Research from Finland shows the value of feeding a high-quality protein to weanlings. Two groups of seven-month-old weanlings were fed the same timothy hay and oats, but different protein supplements. One group was fed a high-quality protein milk powder. The other group received a poorer-quality barley protein. Both diets met the energy and crude protein requirements of these foals. The study lasted five months until the foals were 12 months old.
The milk powder ration was higher in the amino acid's lysine and methionine than the barley protein. So, the high-quality protein group had a lysine intake of 17.8 grams from milk powder, compared to only seven grams from the low-quality protein barley per day. But, the total protein intake was not different between the two groups.
Protein quality influenced average daily gain. The foals fed the higher-quality protein gained about 0.3 pounds more per day than the foals fed the lower-quality protein.

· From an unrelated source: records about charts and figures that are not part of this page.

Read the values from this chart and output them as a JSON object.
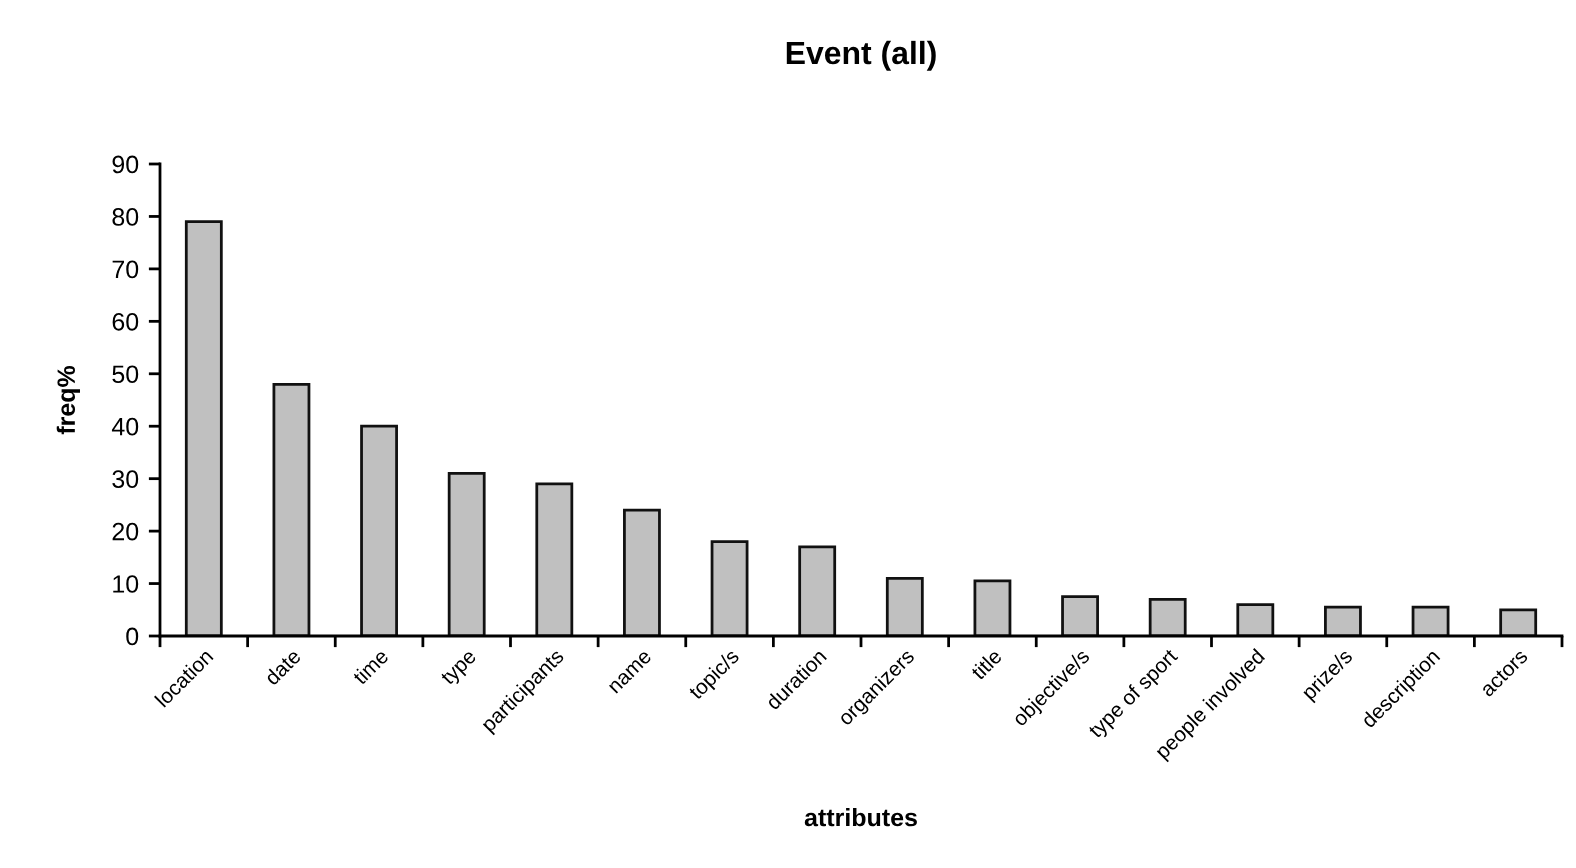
{
  "chart_data": {
    "type": "bar",
    "title": "Event (all)",
    "xlabel": "attributes",
    "ylabel": "freq%",
    "categories": [
      "location",
      "date",
      "time",
      "type",
      "participants",
      "name",
      "topic/s",
      "duration",
      "organizers",
      "title",
      "objective/s",
      "type of sport",
      "people involved",
      "prize/s",
      "description",
      "actors"
    ],
    "values": [
      79,
      48,
      40,
      31,
      29,
      24,
      18,
      17,
      11,
      10.5,
      7.5,
      7,
      6,
      5.5,
      5.5,
      5
    ],
    "color": "#c0c0c0",
    "ylim": [
      0,
      90
    ],
    "yticks": [
      0,
      10,
      20,
      30,
      40,
      50,
      60,
      70,
      80,
      90
    ]
  }
}
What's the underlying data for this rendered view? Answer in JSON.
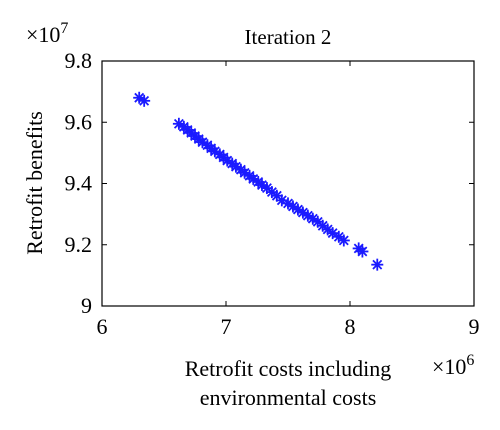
{
  "chart_data": {
    "type": "scatter",
    "title": "Iteration 2",
    "xlabel": [
      "Retrofit costs including",
      "environmental costs"
    ],
    "ylabel": "Retrofit benefits",
    "x_multiplier": {
      "base": "×10",
      "exp": "6"
    },
    "y_multiplier": {
      "base": "×10",
      "exp": "7"
    },
    "xlim": [
      6,
      9
    ],
    "ylim": [
      9,
      9.8
    ],
    "x_ticks": [
      6,
      7,
      8,
      9
    ],
    "x_tick_labels": [
      "6",
      "7",
      "8",
      "9"
    ],
    "y_ticks": [
      9,
      9.2,
      9.4,
      9.6,
      9.8
    ],
    "y_tick_labels": [
      "9",
      "9.2",
      "9.4",
      "9.6",
      "9.8"
    ],
    "marker": "asterisk",
    "marker_color": "#1a1aff",
    "grid": false,
    "series": [
      {
        "x": [
          6.3,
          6.34,
          6.62,
          6.66,
          6.69,
          6.72,
          6.75,
          6.78,
          6.81,
          6.85,
          6.88,
          6.91,
          6.95,
          6.98,
          7.01,
          7.05,
          7.08,
          7.12,
          7.15,
          7.19,
          7.22,
          7.26,
          7.29,
          7.33,
          7.37,
          7.41,
          7.45,
          7.5,
          7.54,
          7.58,
          7.62,
          7.66,
          7.7,
          7.74,
          7.78,
          7.82,
          7.86,
          7.91,
          7.95,
          8.07,
          8.1,
          8.22
        ],
        "y": [
          9.68,
          9.67,
          9.595,
          9.585,
          9.575,
          9.565,
          9.555,
          9.545,
          9.535,
          9.525,
          9.515,
          9.505,
          9.495,
          9.485,
          9.475,
          9.465,
          9.455,
          9.445,
          9.435,
          9.425,
          9.415,
          9.405,
          9.395,
          9.385,
          9.372,
          9.36,
          9.345,
          9.335,
          9.325,
          9.315,
          9.305,
          9.295,
          9.285,
          9.275,
          9.262,
          9.25,
          9.238,
          9.226,
          9.214,
          9.188,
          9.178,
          9.135
        ]
      }
    ]
  }
}
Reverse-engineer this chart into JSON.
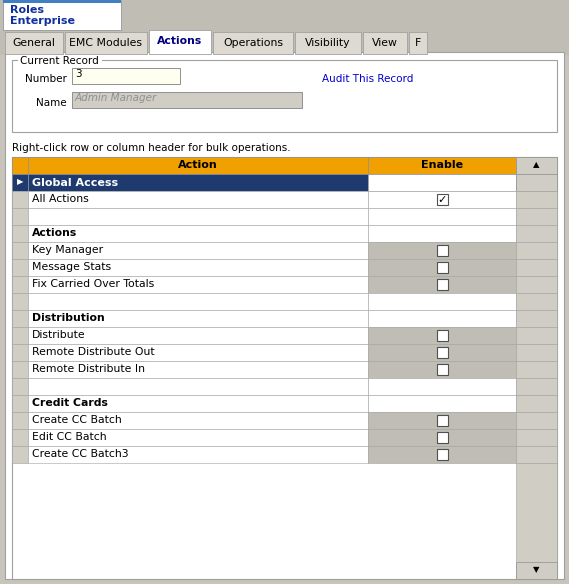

The weanlings fed higher-quality protein had more growth of their longissimus dorsi muscle and the circumference of their cannon bone than those fed the lower-quality protein from seven to 10 months. Circumference of the forearm and body length were also slightly greater in the high-quality protein fed weanlings. The greater circumference of the forearm probably was due to an increase in muscle.
There was no difference in height nor chest width between the two groups. And, the quality of protein had no effect on closure of growth plates.
The blood level of the amino acids lysine, methioine, and valine were higher in the high-quality protein fed weanlings. Hemoglobin and packed cell volume were higher in high-quality protein fed weanlings, especially from weaning to 10 months, then declining afterwards.
The daily weight gains for the poor-quality weanlings were below normal. Increased weight gain, growth of the longissimus dorsi and cannon bone were due to a greater intake of essential amino acids and better use of the dietary protein.
Weanlings fed the high-quality protein received adequate lysine, while the weanlings receiving the poorer-quality protein did not provide adequate lysine. Lysine is the most growth-limiting amino acid for young, growing foals. An adequate intake of lysine reduces the crude protein needs.
Lysine has also been shown to increase bone density.
These results indicate that high-quality protein promotes proper weight gain as well as skeletal and muscular growth in weanlings. And, it is also good for the blood parameters and health of growing foals.
Some weanlings owner's use anabolic steroids thinking they will cause greater growth and muscling. But, weanling owners should feed a balanced ration with high-quality protein and avoid anabolic steroids, which have severe negative side effects.